I've been thinking a lot about strange recounts of reality and our struggle to interpret it. Different symbols in different languages- attempts to capture feelings and thoughts and perceptions. "Most names have been changed." Different ways of intentionally altering reality.
I have another note somewhere in this green notebook about a memoirist's artistic liberty to allow the reader to perceive a specific event in an inaccurate way. They may change names, the order of events, or even the event itself to lead the reader to a specific conclusion or assumption. Or arguably more importantly, to mask a truth.
At some point in grade school our teacher taught us about reading between the lines. I remember she instructed us to hold up our hands and look at our fingers. "These are the words on a page. The words that an author puts in front of you. The spaces between them are what's implied."
At this point I'm wondering what I've left between the lines here. Have you been able to see my struggle to think clearly today? My melancholy demeanor and fight to connect the dots? I feel like Hansel turning around to follow his breadcrumb trail back home and finding it missing.
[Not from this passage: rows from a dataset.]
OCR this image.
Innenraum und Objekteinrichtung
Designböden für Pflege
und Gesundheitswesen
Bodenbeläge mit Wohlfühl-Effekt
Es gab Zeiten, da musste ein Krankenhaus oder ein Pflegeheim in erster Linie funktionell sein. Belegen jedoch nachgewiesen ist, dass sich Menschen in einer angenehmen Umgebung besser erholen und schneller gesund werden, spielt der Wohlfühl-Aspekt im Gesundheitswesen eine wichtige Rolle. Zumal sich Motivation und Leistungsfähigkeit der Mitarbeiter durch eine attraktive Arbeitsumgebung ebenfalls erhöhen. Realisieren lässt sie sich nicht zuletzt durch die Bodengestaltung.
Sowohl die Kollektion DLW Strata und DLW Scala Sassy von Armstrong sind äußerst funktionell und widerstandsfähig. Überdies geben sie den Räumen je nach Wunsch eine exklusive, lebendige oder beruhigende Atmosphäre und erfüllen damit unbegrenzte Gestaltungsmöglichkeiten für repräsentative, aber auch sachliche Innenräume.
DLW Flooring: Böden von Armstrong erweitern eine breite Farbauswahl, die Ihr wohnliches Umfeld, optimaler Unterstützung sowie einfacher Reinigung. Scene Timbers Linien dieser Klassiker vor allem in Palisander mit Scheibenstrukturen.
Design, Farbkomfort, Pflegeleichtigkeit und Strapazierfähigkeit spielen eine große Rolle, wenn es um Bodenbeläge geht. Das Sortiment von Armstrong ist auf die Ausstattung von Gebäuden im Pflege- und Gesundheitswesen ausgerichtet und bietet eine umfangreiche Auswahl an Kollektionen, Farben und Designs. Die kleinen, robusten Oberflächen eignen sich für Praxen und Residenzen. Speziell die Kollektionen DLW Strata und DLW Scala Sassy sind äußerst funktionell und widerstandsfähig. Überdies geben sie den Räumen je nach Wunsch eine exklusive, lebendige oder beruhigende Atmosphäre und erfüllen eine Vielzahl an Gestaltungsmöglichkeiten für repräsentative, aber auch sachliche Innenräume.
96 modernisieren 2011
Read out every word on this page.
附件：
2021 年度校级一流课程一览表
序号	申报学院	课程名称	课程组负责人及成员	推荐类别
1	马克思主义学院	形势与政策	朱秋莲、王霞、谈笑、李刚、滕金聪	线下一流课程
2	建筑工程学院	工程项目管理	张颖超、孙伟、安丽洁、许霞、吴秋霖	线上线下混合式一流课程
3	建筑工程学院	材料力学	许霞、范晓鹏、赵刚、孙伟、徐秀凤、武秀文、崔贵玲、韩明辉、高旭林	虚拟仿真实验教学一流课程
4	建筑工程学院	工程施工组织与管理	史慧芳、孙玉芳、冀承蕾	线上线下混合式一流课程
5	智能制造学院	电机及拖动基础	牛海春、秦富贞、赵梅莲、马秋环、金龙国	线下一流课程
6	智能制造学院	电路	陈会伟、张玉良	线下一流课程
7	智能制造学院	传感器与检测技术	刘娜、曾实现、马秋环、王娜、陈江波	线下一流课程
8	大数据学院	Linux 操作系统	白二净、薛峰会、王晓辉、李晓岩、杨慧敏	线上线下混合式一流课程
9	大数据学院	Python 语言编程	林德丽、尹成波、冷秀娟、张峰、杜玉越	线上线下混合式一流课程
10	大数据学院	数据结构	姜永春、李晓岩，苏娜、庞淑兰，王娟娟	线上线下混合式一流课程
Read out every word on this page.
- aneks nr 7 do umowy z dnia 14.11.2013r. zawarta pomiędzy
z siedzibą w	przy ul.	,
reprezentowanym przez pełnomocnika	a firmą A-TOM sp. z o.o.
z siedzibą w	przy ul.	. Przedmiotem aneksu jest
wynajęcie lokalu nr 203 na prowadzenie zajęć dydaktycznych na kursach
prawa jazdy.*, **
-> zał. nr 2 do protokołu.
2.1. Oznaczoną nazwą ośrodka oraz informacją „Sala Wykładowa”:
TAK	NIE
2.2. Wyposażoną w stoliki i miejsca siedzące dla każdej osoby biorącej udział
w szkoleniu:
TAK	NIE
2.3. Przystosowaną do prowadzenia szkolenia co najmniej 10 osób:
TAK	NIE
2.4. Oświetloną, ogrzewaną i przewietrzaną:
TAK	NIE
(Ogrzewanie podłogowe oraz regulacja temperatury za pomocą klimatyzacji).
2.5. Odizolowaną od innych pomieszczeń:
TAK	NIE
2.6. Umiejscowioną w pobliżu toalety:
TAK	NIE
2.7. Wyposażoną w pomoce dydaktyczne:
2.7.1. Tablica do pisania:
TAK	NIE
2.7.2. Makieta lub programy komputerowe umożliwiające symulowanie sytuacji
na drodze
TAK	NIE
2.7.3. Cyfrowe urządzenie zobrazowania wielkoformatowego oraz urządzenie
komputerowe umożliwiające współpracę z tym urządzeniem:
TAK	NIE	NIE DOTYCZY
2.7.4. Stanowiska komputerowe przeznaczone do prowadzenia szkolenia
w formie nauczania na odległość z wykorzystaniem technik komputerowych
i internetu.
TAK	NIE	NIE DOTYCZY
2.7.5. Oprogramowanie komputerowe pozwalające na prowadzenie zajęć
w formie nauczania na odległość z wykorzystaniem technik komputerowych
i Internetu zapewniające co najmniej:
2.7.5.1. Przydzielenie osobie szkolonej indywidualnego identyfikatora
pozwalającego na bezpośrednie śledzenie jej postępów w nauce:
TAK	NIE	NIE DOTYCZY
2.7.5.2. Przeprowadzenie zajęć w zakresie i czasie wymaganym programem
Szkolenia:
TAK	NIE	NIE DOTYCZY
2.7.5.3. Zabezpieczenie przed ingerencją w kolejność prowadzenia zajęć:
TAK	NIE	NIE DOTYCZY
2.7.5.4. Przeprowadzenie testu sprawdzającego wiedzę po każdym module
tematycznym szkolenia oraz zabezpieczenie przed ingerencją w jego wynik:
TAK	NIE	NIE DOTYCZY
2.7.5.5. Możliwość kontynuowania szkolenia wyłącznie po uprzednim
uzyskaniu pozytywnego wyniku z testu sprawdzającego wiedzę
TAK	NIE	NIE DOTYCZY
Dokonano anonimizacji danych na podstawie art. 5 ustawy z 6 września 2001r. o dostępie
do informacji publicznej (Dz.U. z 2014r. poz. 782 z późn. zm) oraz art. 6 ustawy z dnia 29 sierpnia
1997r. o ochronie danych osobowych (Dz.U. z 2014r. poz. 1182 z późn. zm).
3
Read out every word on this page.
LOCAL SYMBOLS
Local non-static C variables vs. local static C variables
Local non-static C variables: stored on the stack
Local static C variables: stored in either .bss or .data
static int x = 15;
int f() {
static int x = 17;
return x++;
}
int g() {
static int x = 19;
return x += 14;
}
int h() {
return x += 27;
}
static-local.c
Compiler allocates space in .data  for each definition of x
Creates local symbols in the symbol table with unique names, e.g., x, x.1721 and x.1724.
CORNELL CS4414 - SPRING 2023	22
Where are the crows that ate my crumbs? The metaphorical crows that are hindering me from finding my way back home.
Maybe it's the rain today. Maybe it's because I sat on a bed staring out the window at it for too long. Maybe it's because I was desperately trying to crack a code that I wasn't well enough equipped for. Maybe it's the anticipation of seeing another part of my grandmother and discovering instead an inability to do so. Maybe it's the empty farm table I'm sitting alone at. I wish I could throw stones at these birds and continue to be as chipper as I was yesterday. But today I'm feeling the weight of inadequacy. I'm only seeing the spaces between the lines, leaving room for further misinterpretation.
It feels a little fitting to end 2018 this way- inexplicably sad and lonely. Not that all of this year has been this way, especially as of late, but that a more difficult today will give way to an easier tomorrow. I hesitate to say that these are things that I need to feel, afraid it'll seem like I've fallen into the jaded artist trope. I don't need sadness or pain or whatever to create. In fact depression oftentimes hinders artists. My thoughts aren't connecting and as hard as I try to create or do something worthwhile I find my head empty and heavy. But I do think these days are necessary because they live and die the same as any other day and they remind me how fleeting everything is. Because of the way that my brain works I feel like I won't be able to appreciate better, more thoughtful days without these thoughtless and empty ones.